Walau demikian, langkah-langkah digitalisasi industri mamin terus ditempuh untuk menuju terwujudnya personalisasi produk. Greenfields sudah mulai menerapkan digitalisasi dalam proses produksinya, misalnya melalui penggunaan sistem manajemen mutu untuk menentukan kandungan lemak dari susu mentah.

Hal itu membantu perusahaan memutuskan produk mana yang akan diproduksi dari sudut pandang perencanaan dan penjadwalan produksi.
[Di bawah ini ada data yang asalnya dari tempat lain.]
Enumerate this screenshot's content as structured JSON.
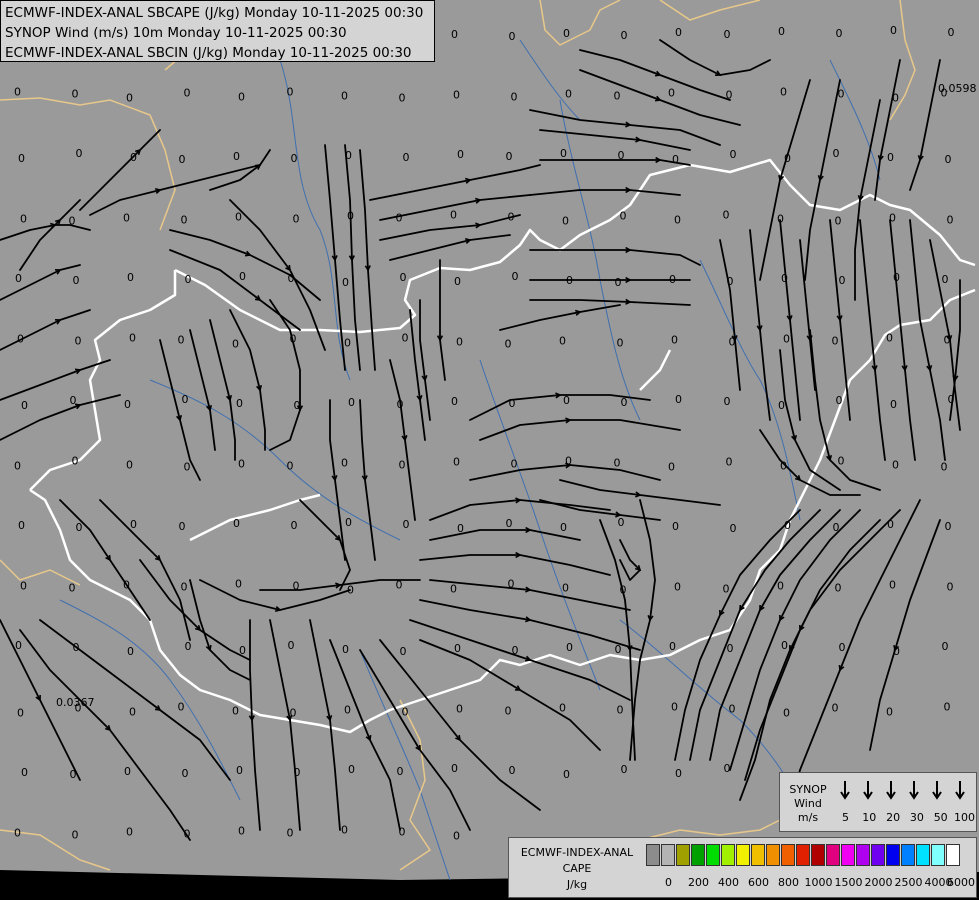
{
  "header": {
    "line1": "ECMWF-INDEX-ANAL SBCAPE (J/kg) Monday 10-11-2025 00:30",
    "line2": "SYNOP Wind (m/s) 10m Monday 10-11-2025 00:30",
    "line3": "ECMWF-INDEX-ANAL SBCIN (J/kg) Monday 10-11-2025 00:30"
  },
  "map": {
    "background_color": "#9a9a9a",
    "streamline_color": "#000000",
    "border_color_internal": "#ffffff",
    "border_color_external": "#e8c88a",
    "river_color": "#3f6fb0",
    "cape_values": {
      "zero_label": "0",
      "special_labels": [
        "0.0598",
        "0.0367"
      ]
    }
  },
  "synop_legend": {
    "title_line1": "SYNOP",
    "title_line2": "Wind",
    "title_line3": "m/s",
    "values": [
      "5",
      "10",
      "20",
      "30",
      "50",
      "100"
    ]
  },
  "cape_legend": {
    "title_line1": "ECMWF-INDEX-ANAL",
    "title_line2": "CAPE",
    "title_line3": "J/kg",
    "colors": [
      "#8c8c8c",
      "#b4b4b4",
      "#a0a000",
      "#00a000",
      "#00dc00",
      "#a0f000",
      "#f0f000",
      "#f0c000",
      "#f09000",
      "#f06000",
      "#e02000",
      "#b00000",
      "#e00080",
      "#f000f0",
      "#b000f0",
      "#7000f0",
      "#0000f0",
      "#0080ff",
      "#00e0ff",
      "#80ffff",
      "#ffffff"
    ],
    "ticks": [
      "0",
      "200",
      "400",
      "600",
      "800",
      "1000",
      "1500",
      "2000",
      "2500",
      "4000",
      "6000"
    ]
  }
}
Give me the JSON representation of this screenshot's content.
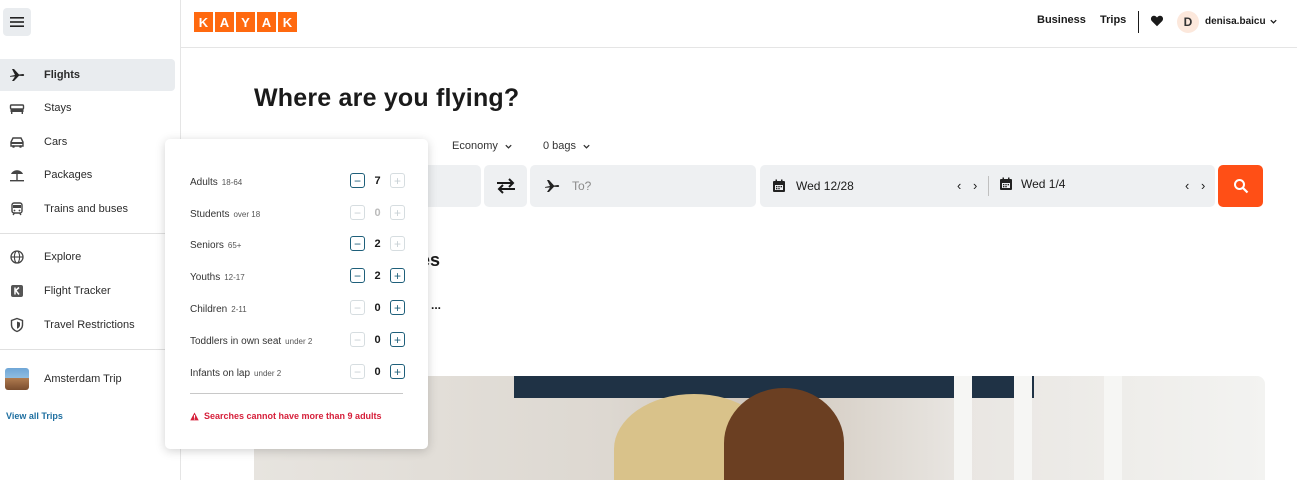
{
  "brand": {
    "letters": [
      "K",
      "A",
      "Y",
      "A",
      "K"
    ],
    "accent": "#ff690f"
  },
  "header": {
    "business": "Business",
    "trips": "Trips",
    "avatar_initial": "D",
    "username": "denisa.baicu"
  },
  "sidebar": {
    "items": [
      {
        "label": "Flights",
        "icon": "plane-icon"
      },
      {
        "label": "Stays",
        "icon": "bed-icon"
      },
      {
        "label": "Cars",
        "icon": "car-icon"
      },
      {
        "label": "Packages",
        "icon": "umbrella-icon"
      },
      {
        "label": "Trains and buses",
        "icon": "train-icon"
      },
      {
        "label": "Explore",
        "icon": "globe-icon"
      },
      {
        "label": "Flight Tracker",
        "icon": "kayak-k-icon"
      },
      {
        "label": "Travel Restrictions",
        "icon": "shield-icon"
      },
      {
        "label": "Amsterdam Trip",
        "icon": "trip-thumbnail"
      }
    ],
    "view_all": "View all Trips"
  },
  "main": {
    "title": "Where are you flying?",
    "cabin": "Economy",
    "bags": "0 bags",
    "to_placeholder": "To?",
    "depart_date": "Wed 12/28",
    "return_date": "Wed 1/4",
    "prev_next": "‹ ›",
    "partial_heading": "es",
    "partial_more": "..."
  },
  "travelers": {
    "rows": [
      {
        "label": "Adults",
        "sub": "18-64",
        "value": "7"
      },
      {
        "label": "Students",
        "sub": "over 18",
        "value": "0"
      },
      {
        "label": "Seniors",
        "sub": "65+",
        "value": "2"
      },
      {
        "label": "Youths",
        "sub": "12-17",
        "value": "2"
      },
      {
        "label": "Children",
        "sub": "2-11",
        "value": "0"
      },
      {
        "label": "Toddlers in own seat",
        "sub": "under 2",
        "value": "0"
      },
      {
        "label": "Infants on lap",
        "sub": "under 2",
        "value": "0"
      }
    ],
    "minus": "−",
    "plus": "+",
    "error": "Searches cannot have more than 9 adults"
  },
  "colors": {
    "search_button": "#ff4f16",
    "error": "#d61f3a",
    "stepper": "#1e5f7a"
  }
}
"Dengan kolaborasi perencanaan quality control dan proses produksi, informasi yang didapatkan secara digital ini juga membantu dalam mempersingkat waktu pelepasan produk ke pasar," lanjutnya.

Selain itu, solusi digital juga membantu meningkatkan efisiensi dalam produksi. Misalnya, untuk mengontrol kedaluwarsa bahan dan dokumentasi seperti standar dan sertifikat halal.

"Digitalisasi juga membantu dalam pengelolaan dan otomasi jadwal pengujian dan pemantauan dalam proses. Hal ini dilakukan melalui pengambilan sampel dan pencatatan semua tes untuk setiap batch bahan baku, bahan dalam proses/setengah jadi, maupun produk akhir," jelas Darmanto.